Large worker counts can improve throughput on local systems, but notebook and cloud environments can deadlock through multiprocessing queues, IPC limits, or shared-memory pressure.

Practical policy:

  • Start with conservative worker and prefetch settings.
  • Treat a silent training hang as a DataLoader candidate, even when GPU utilization remains high.
  • For some cloud notebook runs, dataloader_workers = 0 was the most stable choice.
  • For the release config, dataloader_workers = 8 and prefetch_factor = 2 are a controlled default, not a universal rule.

Checkpointing And Resume

Cloud GPUs are preemptible and notebook sessions disappear. The training loop therefore treats checkpointing as a core training feature, not an afterthought.

Important design points:

  • best is selected from validation loss where available.
  • last is saved for final-state inspection.
  • Step checkpoints can resume mid-epoch.
  • Scheduler state is saved.
  • Optimizer state may be intentionally omitted for very large runs to avoid massive checkpoint overhead.
  • Resume semantics distinguish initialization from a completed checkpoint and continuation from an interrupted checkpoint.

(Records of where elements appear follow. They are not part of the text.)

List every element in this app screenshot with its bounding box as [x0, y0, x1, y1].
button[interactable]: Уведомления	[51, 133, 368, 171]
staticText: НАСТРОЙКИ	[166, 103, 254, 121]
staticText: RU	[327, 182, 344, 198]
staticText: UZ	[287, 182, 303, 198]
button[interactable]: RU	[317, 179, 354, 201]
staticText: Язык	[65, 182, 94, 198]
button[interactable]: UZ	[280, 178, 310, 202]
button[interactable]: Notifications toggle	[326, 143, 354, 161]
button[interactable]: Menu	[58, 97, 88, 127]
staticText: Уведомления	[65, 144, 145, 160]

This avoids the common trap where resume_from_checkpoint silently starts from the wrong phase or stale state.

Provenance Rules

The pipeline is strict about artifact compatibility:

  • Tokenizer vocabulary sizes must match the model contract.
  • Teacher-logit metadata must match expected temperature, sample count, max sequence length, and tokenizer/model identity.
  • Dataset fingerprints are preferred over path equality because paths are machine-local.
  • Tokenizer fingerprints can drift across library versions, so hard checks should focus on vocab-size and schema invariants.

The principle is simple: train only when artifacts prove they belong together.

Dataset Sampling

Taking the first N valid streamed examples can bias a run if the upstream dataset is ordered by source, task, difficulty, or language. Later configs added stream shuffling before selection.

The config uses a non-default seed:

stream_shuffle_seed = 25
split_seed = 25

The number is intentionally explicit. Reproducibility needs stable seeds; it does not require the overused value 42.

Practical Watchpoints

During a run, these signals matter more than a single loss number:

  • Loss stays finite from the first logging window.
  • CE and KD move in plausible ranges.
  • Rolling throughput remains stable after warmup.
  • GPU memory is high but not near an unpredictable OOM edge.
  • Validation loss is computed on the intended holdout.
  • Saved checkpoints load in standard Transformers and vLLM paths.
  • Downstream benchmark results agree with the training story.

Held-out KD loss is useful, but it is not the release gate. Standardized benchmarks and qualitative checks must decide whether the checkpoint improved the target behavior.